The Rule of 72 is a simple mental-math shortcut for estimating how long it takes a sum of money to double in value when it grows at a fixed annual compound rate. Instead of solving a logarithmic equation, you just divide 72 by the annual percentage rate. It works for any compounding quantity — investments, savings accounts, inflation eroding purchasing power, or even population growth.
How to Use This Calculator
Enter your expected annual interest or growth rate as a percentage (for example, type 8 for 8%). The calculator divides 72 by that rate and returns the approximate doubling time in both years and months.

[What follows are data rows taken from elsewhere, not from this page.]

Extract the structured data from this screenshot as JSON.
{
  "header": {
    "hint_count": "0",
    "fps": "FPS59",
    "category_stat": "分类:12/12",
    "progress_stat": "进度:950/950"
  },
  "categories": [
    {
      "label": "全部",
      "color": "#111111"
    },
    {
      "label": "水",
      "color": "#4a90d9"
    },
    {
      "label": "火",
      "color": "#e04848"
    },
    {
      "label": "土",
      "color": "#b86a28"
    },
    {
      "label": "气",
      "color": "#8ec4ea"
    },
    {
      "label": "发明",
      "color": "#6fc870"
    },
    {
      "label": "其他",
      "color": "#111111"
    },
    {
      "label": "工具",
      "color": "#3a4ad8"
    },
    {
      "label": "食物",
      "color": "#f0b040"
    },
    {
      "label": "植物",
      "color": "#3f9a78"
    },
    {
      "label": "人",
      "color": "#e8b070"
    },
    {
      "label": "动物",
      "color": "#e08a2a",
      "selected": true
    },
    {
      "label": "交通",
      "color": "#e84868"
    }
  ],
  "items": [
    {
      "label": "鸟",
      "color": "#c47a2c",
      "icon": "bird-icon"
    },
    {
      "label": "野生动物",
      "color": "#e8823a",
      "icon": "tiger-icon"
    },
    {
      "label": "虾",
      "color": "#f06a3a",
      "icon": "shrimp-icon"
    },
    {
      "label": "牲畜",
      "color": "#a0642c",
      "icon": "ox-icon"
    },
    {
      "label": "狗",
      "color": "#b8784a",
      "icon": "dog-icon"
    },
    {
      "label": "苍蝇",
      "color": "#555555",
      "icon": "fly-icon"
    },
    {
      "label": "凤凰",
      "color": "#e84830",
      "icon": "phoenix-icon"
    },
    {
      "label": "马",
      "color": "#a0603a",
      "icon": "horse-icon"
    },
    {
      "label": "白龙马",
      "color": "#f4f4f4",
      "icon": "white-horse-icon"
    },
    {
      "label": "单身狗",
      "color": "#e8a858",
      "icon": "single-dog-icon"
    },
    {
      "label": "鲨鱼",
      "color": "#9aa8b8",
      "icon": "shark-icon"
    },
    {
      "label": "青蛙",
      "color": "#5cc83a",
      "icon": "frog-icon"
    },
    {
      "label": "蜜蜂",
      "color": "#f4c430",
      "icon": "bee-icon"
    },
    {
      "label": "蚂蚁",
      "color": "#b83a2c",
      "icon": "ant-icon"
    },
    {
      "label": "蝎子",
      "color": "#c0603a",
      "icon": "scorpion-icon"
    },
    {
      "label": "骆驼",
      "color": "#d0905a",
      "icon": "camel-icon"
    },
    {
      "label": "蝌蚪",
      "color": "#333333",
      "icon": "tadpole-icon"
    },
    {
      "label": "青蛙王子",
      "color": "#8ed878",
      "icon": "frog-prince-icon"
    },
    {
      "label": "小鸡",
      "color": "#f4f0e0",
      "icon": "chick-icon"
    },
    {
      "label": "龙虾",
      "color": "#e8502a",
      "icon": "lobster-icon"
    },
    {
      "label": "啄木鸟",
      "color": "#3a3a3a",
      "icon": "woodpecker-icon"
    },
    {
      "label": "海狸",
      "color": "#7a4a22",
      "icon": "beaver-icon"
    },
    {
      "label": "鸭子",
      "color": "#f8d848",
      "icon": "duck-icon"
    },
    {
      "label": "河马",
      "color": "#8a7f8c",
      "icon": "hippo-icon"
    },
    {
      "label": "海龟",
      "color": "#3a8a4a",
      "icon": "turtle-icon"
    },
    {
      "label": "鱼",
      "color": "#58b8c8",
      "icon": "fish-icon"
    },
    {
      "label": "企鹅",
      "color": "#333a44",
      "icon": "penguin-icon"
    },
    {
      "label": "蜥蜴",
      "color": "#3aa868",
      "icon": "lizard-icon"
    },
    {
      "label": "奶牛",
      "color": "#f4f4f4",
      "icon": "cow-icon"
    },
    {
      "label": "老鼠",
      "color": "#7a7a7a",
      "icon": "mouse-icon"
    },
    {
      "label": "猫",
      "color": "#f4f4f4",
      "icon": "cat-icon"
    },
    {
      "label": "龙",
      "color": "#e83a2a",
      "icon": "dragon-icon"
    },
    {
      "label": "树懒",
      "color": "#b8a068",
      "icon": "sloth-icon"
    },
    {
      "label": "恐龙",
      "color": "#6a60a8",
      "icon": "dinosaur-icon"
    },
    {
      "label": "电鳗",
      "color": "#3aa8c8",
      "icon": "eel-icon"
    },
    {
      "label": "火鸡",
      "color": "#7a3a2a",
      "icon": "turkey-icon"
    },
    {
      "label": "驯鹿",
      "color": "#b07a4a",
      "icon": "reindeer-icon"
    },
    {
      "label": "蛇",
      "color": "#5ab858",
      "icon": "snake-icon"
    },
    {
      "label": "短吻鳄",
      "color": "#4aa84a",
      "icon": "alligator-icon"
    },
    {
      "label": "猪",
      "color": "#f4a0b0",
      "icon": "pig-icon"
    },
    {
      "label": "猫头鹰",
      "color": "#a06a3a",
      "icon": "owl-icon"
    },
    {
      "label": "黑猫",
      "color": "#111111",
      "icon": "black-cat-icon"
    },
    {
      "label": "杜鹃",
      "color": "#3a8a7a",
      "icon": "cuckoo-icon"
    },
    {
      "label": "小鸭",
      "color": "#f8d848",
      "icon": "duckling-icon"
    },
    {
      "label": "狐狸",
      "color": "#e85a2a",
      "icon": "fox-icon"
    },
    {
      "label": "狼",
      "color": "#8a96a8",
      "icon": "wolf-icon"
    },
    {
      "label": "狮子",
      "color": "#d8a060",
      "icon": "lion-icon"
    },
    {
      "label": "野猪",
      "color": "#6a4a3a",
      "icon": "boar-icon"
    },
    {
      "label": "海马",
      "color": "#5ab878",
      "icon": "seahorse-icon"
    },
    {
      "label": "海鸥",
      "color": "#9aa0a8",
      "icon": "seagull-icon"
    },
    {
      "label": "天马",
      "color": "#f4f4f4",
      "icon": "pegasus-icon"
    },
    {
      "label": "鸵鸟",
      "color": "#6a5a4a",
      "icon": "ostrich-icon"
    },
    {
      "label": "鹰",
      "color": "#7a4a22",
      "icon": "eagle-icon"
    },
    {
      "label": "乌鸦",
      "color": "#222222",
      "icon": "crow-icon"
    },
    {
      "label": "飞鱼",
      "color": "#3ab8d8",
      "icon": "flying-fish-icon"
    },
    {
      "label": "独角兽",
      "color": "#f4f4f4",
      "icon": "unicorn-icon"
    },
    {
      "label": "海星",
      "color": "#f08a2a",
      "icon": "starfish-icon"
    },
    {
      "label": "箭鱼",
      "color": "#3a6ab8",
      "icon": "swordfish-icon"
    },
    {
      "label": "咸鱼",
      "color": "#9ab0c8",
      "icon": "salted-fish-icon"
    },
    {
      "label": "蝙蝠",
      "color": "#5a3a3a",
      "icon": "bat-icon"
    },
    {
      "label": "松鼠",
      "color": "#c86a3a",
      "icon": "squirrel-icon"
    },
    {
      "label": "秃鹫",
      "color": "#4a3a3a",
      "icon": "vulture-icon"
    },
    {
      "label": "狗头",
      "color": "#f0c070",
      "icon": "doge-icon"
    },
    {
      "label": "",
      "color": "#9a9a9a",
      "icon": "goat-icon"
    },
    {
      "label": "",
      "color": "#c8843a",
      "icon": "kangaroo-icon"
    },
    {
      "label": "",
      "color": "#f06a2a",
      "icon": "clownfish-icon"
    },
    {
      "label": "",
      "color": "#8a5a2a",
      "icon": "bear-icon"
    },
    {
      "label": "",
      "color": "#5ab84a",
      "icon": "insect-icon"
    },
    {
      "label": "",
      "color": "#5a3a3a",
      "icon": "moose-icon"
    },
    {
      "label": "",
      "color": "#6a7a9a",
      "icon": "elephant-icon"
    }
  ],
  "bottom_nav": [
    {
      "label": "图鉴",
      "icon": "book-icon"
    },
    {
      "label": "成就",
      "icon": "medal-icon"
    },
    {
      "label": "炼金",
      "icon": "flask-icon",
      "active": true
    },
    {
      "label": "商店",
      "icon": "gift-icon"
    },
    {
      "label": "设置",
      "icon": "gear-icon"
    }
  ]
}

Higher rates double your money faster; lower rates take longer.
The Formula Explained
The core equation is $$\text{Years to Double} = \frac{72}{\text{Rate (\%)}}$$ The number 72 is chosen because it is close to the exact value (about 69.3, from \(100 \times \ln 2\)) but is far more divisible — it splits cleanly by 2, 3, 4, 6, 8, 9, and 12 — making the arithmetic easy to do in your head. The approximation is most accurate for rates between roughly 6% and 10%.
Worked Example
Suppose your portfolio earns 8% per year. Doubling time = $$72 \div 8 = 9 \text{ years}$$ That is \(9 \times 12 = 108\) months. So a $10,000 investment compounding at 8% would grow to roughly $20,000 in about nine years.
FAQ
Is the Rule of 72 exact? No — it is an approximation. The precise doubling time uses \(\frac{\ln(2)}{\ln(1+r)}\). At 8% the exact answer is about 9.01 years, so the rule is very close.
When should I use 70 or 69 instead? For continuous compounding or very low rates, the "Rule of 69.3" is more accurate. For everyday estimates, 72 is the best compromise.
Can I use it for inflation? Yes. At 3% inflation, prices double in about \(72 \div 3 = 24\) years, halving your purchasing power.